Increasing individuality

Yesterday, I finished reading The Support Economy: Why Corporations are Failing Individuals and the Next Episode of Captialism: which I had discovered in the bibliography to Dave Pollard's Finding the Sweet Spot. The authors make an argument for the obsolescence of managerial capitalism. Shoshanna Zuboff and James Maxmin see a pattern of increasing individualism that can initially be served with mass customization, many small enterprises in separate niches and the proliferation of media outlets. Yet they expect our living unique lives with our own outlooks will eventually make factories, corporations and the global economy obsolete. We won't want to work there, shop there or identify with that belief system. They expect the emergence of enterprises that provide individual attention, personal services and one-of-a-kind products. These authors joins the predictions of other books like Free Agent Nation, The Rise of the Creative Class, and The Long Tail.

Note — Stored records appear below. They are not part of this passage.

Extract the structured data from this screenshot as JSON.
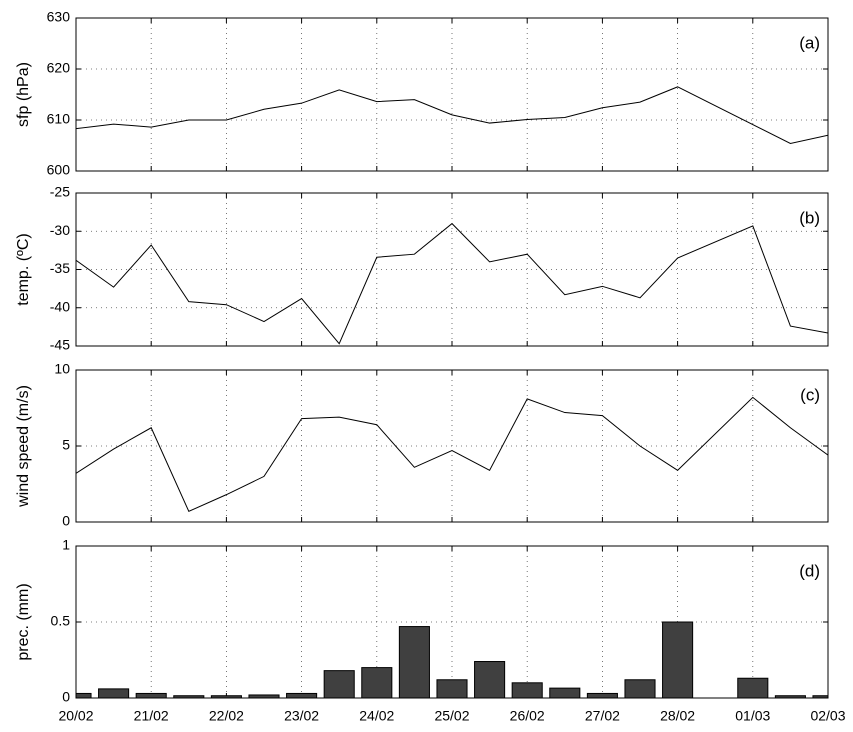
{
  "chart_data": [
    {
      "type": "line",
      "ylabel": "sfp (hPa)",
      "annotation": "(a)",
      "x": [
        0,
        0.5,
        1,
        1.5,
        2,
        2.5,
        3,
        3.5,
        4,
        4.5,
        5,
        5.5,
        6,
        6.5,
        7,
        7.5,
        8,
        9.5,
        10
      ],
      "values": [
        608.3,
        609.2,
        608.6,
        610,
        610,
        612.1,
        613.3,
        615.9,
        613.6,
        614,
        611,
        609.4,
        610.1,
        610.5,
        612.4,
        613.5,
        616.5,
        605.4,
        607
      ],
      "color": "#000000",
      "ylim": [
        600,
        630
      ],
      "yticks": [
        600,
        610,
        620,
        630
      ],
      "grid": true
    },
    {
      "type": "line",
      "ylabel": "temp. (ºC)",
      "annotation": "(b)",
      "x": [
        0,
        0.5,
        1,
        1.5,
        2,
        2.5,
        3,
        3.5,
        4,
        4.5,
        5,
        5.5,
        6,
        6.5,
        7,
        7.5,
        8,
        9,
        9.5,
        10
      ],
      "values": [
        -33.8,
        -37.3,
        -31.8,
        -39.2,
        -39.6,
        -41.8,
        -38.8,
        -44.7,
        -33.4,
        -33,
        -29,
        -34,
        -33,
        -38.3,
        -37.2,
        -38.7,
        -33.5,
        -29.3,
        -42.4,
        -43.3
      ],
      "color": "#000000",
      "ylim": [
        -45,
        -25
      ],
      "yticks": [
        -45,
        -40,
        -35,
        -30,
        -25
      ],
      "grid": true
    },
    {
      "type": "line",
      "ylabel": "wind speed (m/s)",
      "annotation": "(c)",
      "x": [
        0,
        0.5,
        1,
        1.5,
        2,
        2.5,
        3,
        3.5,
        4,
        4.5,
        5,
        5.5,
        6,
        6.5,
        7,
        7.5,
        8,
        9,
        9.5,
        10
      ],
      "values": [
        3.2,
        4.8,
        6.2,
        0.7,
        1.8,
        3,
        6.8,
        6.9,
        6.4,
        3.6,
        4.7,
        3.4,
        8.1,
        7.2,
        7,
        5,
        3.4,
        8.2,
        6.2,
        4.4
      ],
      "color": "#000000",
      "ylim": [
        0,
        10
      ],
      "yticks": [
        0,
        5,
        10
      ],
      "grid": true
    },
    {
      "type": "bar",
      "ylabel": "prec. (mm)",
      "annotation": "(d)",
      "x": [
        0,
        0.5,
        1,
        1.5,
        2,
        2.5,
        3,
        3.5,
        4,
        4.5,
        5,
        5.5,
        6,
        6.5,
        7,
        7.5,
        8,
        8.5,
        9,
        9.5,
        10
      ],
      "values": [
        0.03,
        0.06,
        0.03,
        0.015,
        0.015,
        0.02,
        0.03,
        0.18,
        0.2,
        0.47,
        0.12,
        0.24,
        0.1,
        0.065,
        0.03,
        0.12,
        0.5,
        0,
        0.13,
        0.015,
        0.015
      ],
      "color": "#404040",
      "ylim": [
        0,
        1
      ],
      "yticks": [
        0,
        0.5,
        1
      ],
      "grid": true,
      "xlim": [
        0,
        10
      ],
      "xticks": [
        {
          "value": 0,
          "label": "20/02"
        },
        {
          "value": 1,
          "label": "21/02"
        },
        {
          "value": 2,
          "label": "22/02"
        },
        {
          "value": 3,
          "label": "23/02"
        },
        {
          "value": 4,
          "label": "24/02"
        },
        {
          "value": 5,
          "label": "25/02"
        },
        {
          "value": 6,
          "label": "26/02"
        },
        {
          "value": 7,
          "label": "27/02"
        },
        {
          "value": 8,
          "label": "28/02"
        },
        {
          "value": 9,
          "label": "01/03"
        },
        {
          "value": 10,
          "label": "02/03"
        }
      ]
    }
  ]
}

As I reflected on their arguments this morning, I saw a pattern of increasing individualism in all the many changes we're experiencing. Here's a brief summary of the phases I realized:
  • Phase One: Prior to World War II, Carl Jung developed the concept of "individuation" as he dealt with the midlife crises of countless patients. He saw people early in their lives joining organizations without their own identities, having no meaning in their lives, and merely doing time as wage slaves. Sometime after their 35th birthdays, they would experience of crisis with a strong sense of something missing, needing to change their lives and being filled with potentiality within that needed to be made conscious. They became unique as they interpreted their dreams, kept private journals or explored their hidden potentials with new projects. Individuality was experienced as a personal challenge in this phase.
  • Phase Two: After World War II, the Boomer Generation came along. Individuality was made into a "thing" that created the search to find oneself and the fascination with alternative spiritualities, mythologies, folk music and ethnicities. This brought on the New Age movement as well as a revival of homemade and handicraft items. Individuality was framed as the destiny of everyone to fufilll.
  • Phase Three: While John Naisbitt finished writing Megatrends and the Tofflers had written Future Shock, societal changes were occurring. There was a explosion in the number of magazines, radio stations, and cable TV channels offered. There were many more recordings, concerts, films and books being distributed. Products were sold with many more features, options, upgrades and package deals. Individuality could expressed by shopping for, buying and using these consumer items. The marketplace supported the departure from conformity and boredom.
  • Phase Four: Nowadays, individuality appears to be a given for members of Gen Y. There's no hesitation in tagging content unconventionally, creating unique profile pages, and uploading their own creative content to the web. Their assimilation of so much technological connectivity has increased the dangers of being anonymous, unexceptional, boring or plain. They have compensated by creating more outlets to express their uniqueness than the consumers of the previous generation. Some even regard their meat puppet as one more avatar to disguise themselves in while traversing this realm. Individuality is everywhere.
With individuality so prevalent, it's no wonder the amount of free, digital content generated every day is staggering. Individuals' lack of fit into cubicles and conformity is not surprising. The phenomenal grass roots initiatives and groundswell of involvement in communities makes lots of sense.